Il y a par ailleurs une galerie très élaborée de personnages : le détective Joseph Peters, qui ne peut s’exprimer que par le langage des signes (et qui visiblement a systématiquement les mains sales, détail sur lequel insiste de manière inexplicable Mary Elizabeth Braddon…) ; Richard Marwood qui a été contraint de plaider la folie pour éviter la corde, et qui s’échappera de l’asile pour débusquer le véritable coupable du meurtre de son oncle ; la riche héritière Valérie de Cévennes, qui sera trompée et commettra l’irréparable ; et tout un éventail de personnages plus secondaires mais tout aussi hauts en couleurs.
« La voix lugubre du vent semble avoir, cette nuit, un signification particulière, mais personne ne possède la clé de ce langage étrange et si, par ses cris perçants et dissonants, il veut dire quelque secret sinistre ou donner un avertissement opportun, c’est en vain qu’il le tente car personne ne l’écoute ni ne le comprend. »
L’intrigue est riche en rebondissements, sans doute un peu trop puisque personnellement j’ai trouvé le roman horriblement long et tortueux, avec beaucoup de digressions.

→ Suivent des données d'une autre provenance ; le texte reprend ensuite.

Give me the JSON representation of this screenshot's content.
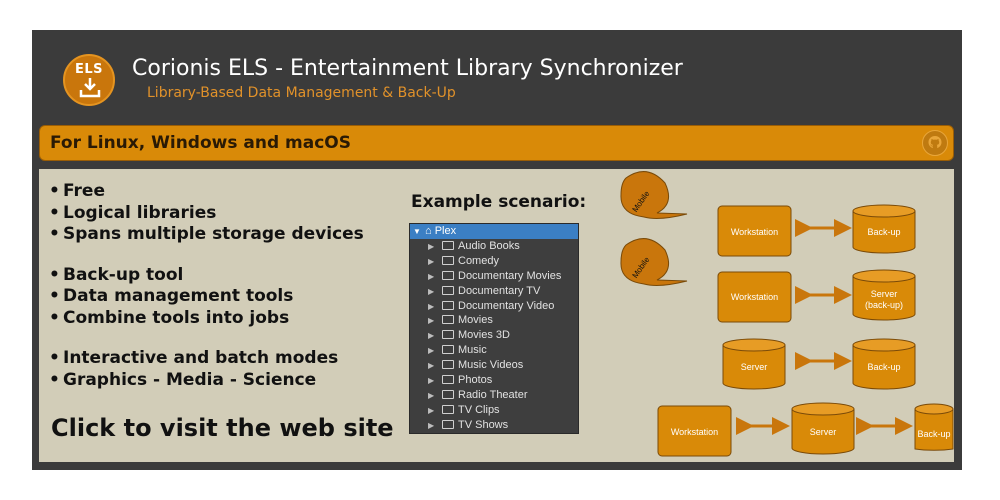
{
  "header": {
    "logo_text": "ELS",
    "title": "Corionis ELS - Entertainment Library Synchronizer",
    "subtitle": "Library-Based Data Management & Back-Up"
  },
  "banner": {
    "text": "For Linux, Windows and macOS",
    "github_icon": "github-icon"
  },
  "features": {
    "group1": [
      "Free",
      "Logical libraries",
      "Spans multiple storage devices"
    ],
    "group2": [
      "Back-up tool",
      "Data management tools",
      "Combine tools into jobs"
    ],
    "group3": [
      "Interactive and batch modes",
      "Graphics - Media - Science"
    ]
  },
  "visit_text": "Click to visit the web site",
  "scenario": {
    "title": "Example scenario:",
    "root": "Plex",
    "items": [
      "Audio Books",
      "Comedy",
      "Documentary Movies",
      "Documentary TV",
      "Documentary Video",
      "Movies",
      "Movies 3D",
      "Music",
      "Music Videos",
      "Photos",
      "Radio Theater",
      "TV Clips",
      "TV Shows"
    ]
  },
  "diagram": {
    "mobile": "Mobile",
    "workstation": "Workstation",
    "backup": "Back-up",
    "server": "Server",
    "server_backup_1": "Server",
    "server_backup_2": "(back-up)"
  },
  "colors": {
    "accent": "#d98a08",
    "background": "#3b3b3b",
    "panel": "#d2cdb8",
    "tree_selected": "#3b7fc4"
  }
}
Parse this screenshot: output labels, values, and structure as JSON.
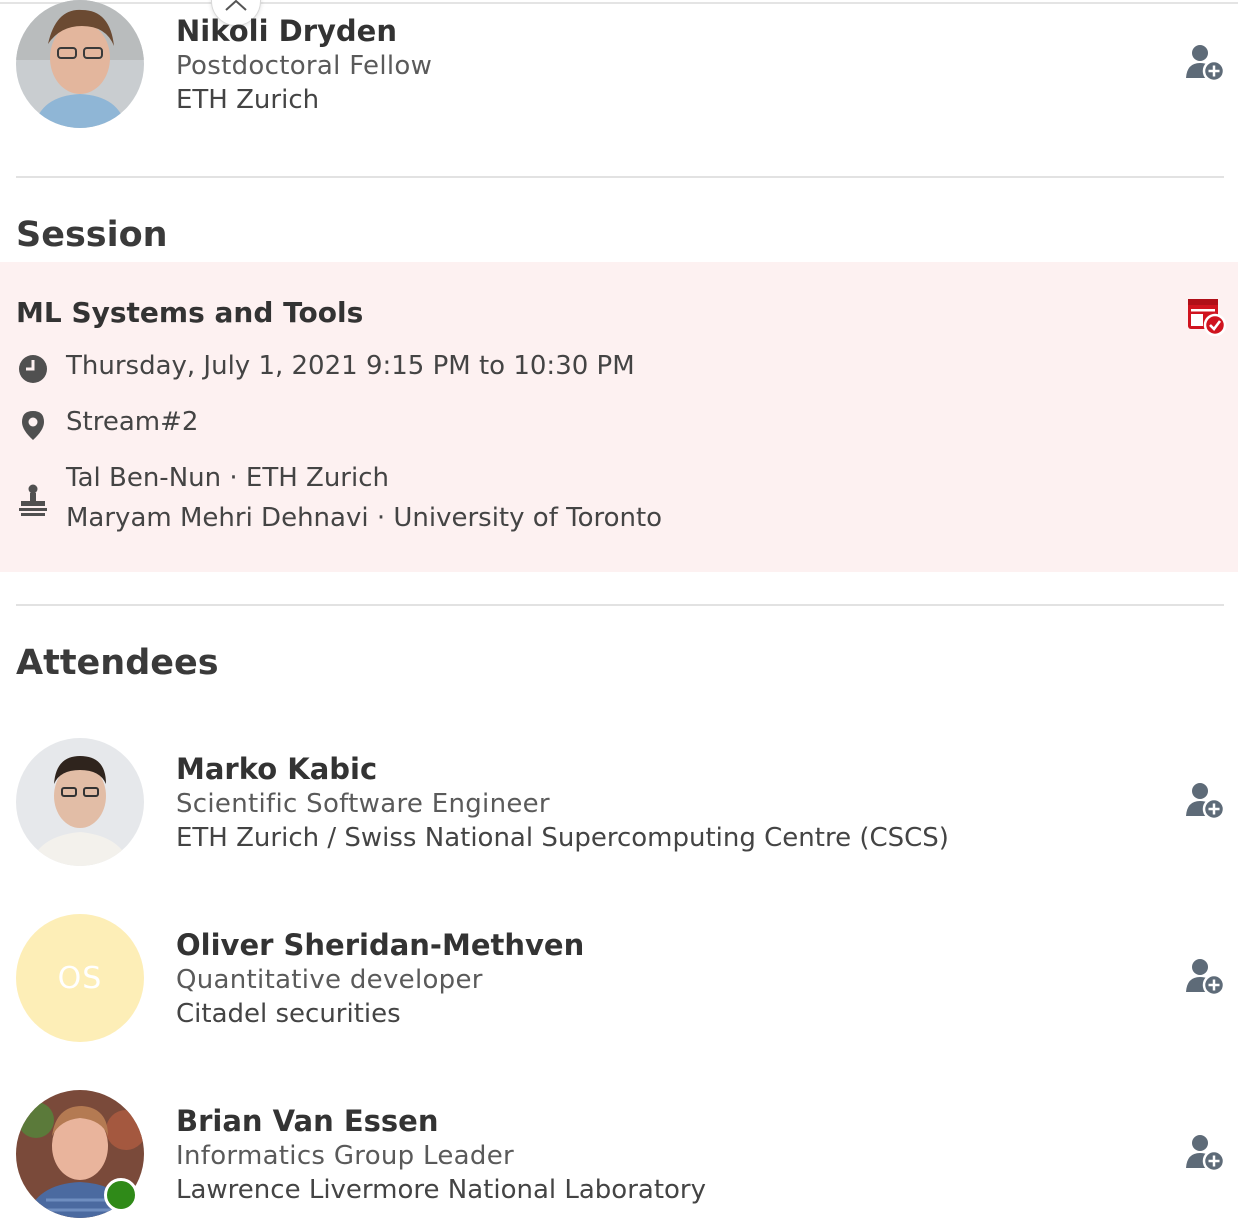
{
  "colors": {
    "accent_red": "#d0141f",
    "icon_gray": "#5e6b78",
    "session_bg": "#fdf1f1",
    "initials_avatar_bg": "#fdeeb7",
    "online_green": "#2f8a18"
  },
  "top_person": {
    "name": "Nikoli Dryden",
    "title": "Postdoctoral Fellow",
    "org": "ETH Zurich",
    "avatar_icon": "person-photo",
    "action_icon": "add-contact-icon"
  },
  "session": {
    "heading": "Session",
    "title": "ML Systems and Tools",
    "datetime": "Thursday, July 1, 2021 9:15 PM to 10:30 PM",
    "location": "Stream#2",
    "chairs": [
      "Tal Ben-Nun · ETH Zurich",
      "Maryam Mehri Dehnavi · University of Toronto"
    ],
    "icons": {
      "time": "clock-icon",
      "location": "location-pin-icon",
      "chairs": "speaker-podium-icon",
      "action": "calendar-added-icon"
    }
  },
  "attendees": {
    "heading": "Attendees",
    "list": [
      {
        "name": "Marko Kabic",
        "title": "Scientific Software Engineer",
        "org": "ETH Zurich / Swiss National Supercomputing Centre (CSCS)",
        "avatar_icon": "person-photo"
      },
      {
        "name": "Oliver Sheridan-Methven",
        "title": "Quantitative developer",
        "org": "Citadel securities",
        "initials": "OS"
      },
      {
        "name": "Brian Van Essen",
        "title": "Informatics Group Leader",
        "org": "Lawrence Livermore National Laboratory",
        "avatar_icon": "person-photo",
        "status": "online"
      }
    ]
  }
}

A cette époque on encourageait en effet les auteurs à publier leurs romans en trois volumes (le fameux « triple Decker ») de 300 pages environ chacun. Les intrigues se conformaient ainsi à ce format imposé en trois parties, et c’est ce qui explique pourquoi il est si rare de trouver des romans victoriens courts… Il se trouve pourtant que Mary Elizabeth Braddon avait déjà été contrainte, sur les conseils de son éditeur, de faire des coupes importantes à ce roman qui s’est d’abord appelé Three Times Dead. Il m’a semblé que le roman aurait été beaucoup plus percutant si seulement il avait été encore davantage condensé. Ce qui sauve tout de même le roman est l’humour mordant qui parcourt ces pages. Le narrateur adopte un ton pince-sans-rire qui rend l’histoire addictive, le lecteur oscillant entre le dégoût et l’hilarité.
Pour un premier roman, écrit à vingt-cinq ans, on ne peut qu’être admiratif devant tant de maîtrise et d’imagination. Mais j’ai de loin préféré Le secret de Lady Audley ; les personnages étaient plus attachants, et surtout j’avais beaucoup aimé la manière dont Mary Elizabeth Braddon traitait de la condition féminine, dénonçant la société patriarcale et la dépendance dans laquelle se trouvaient les femmes de son époque.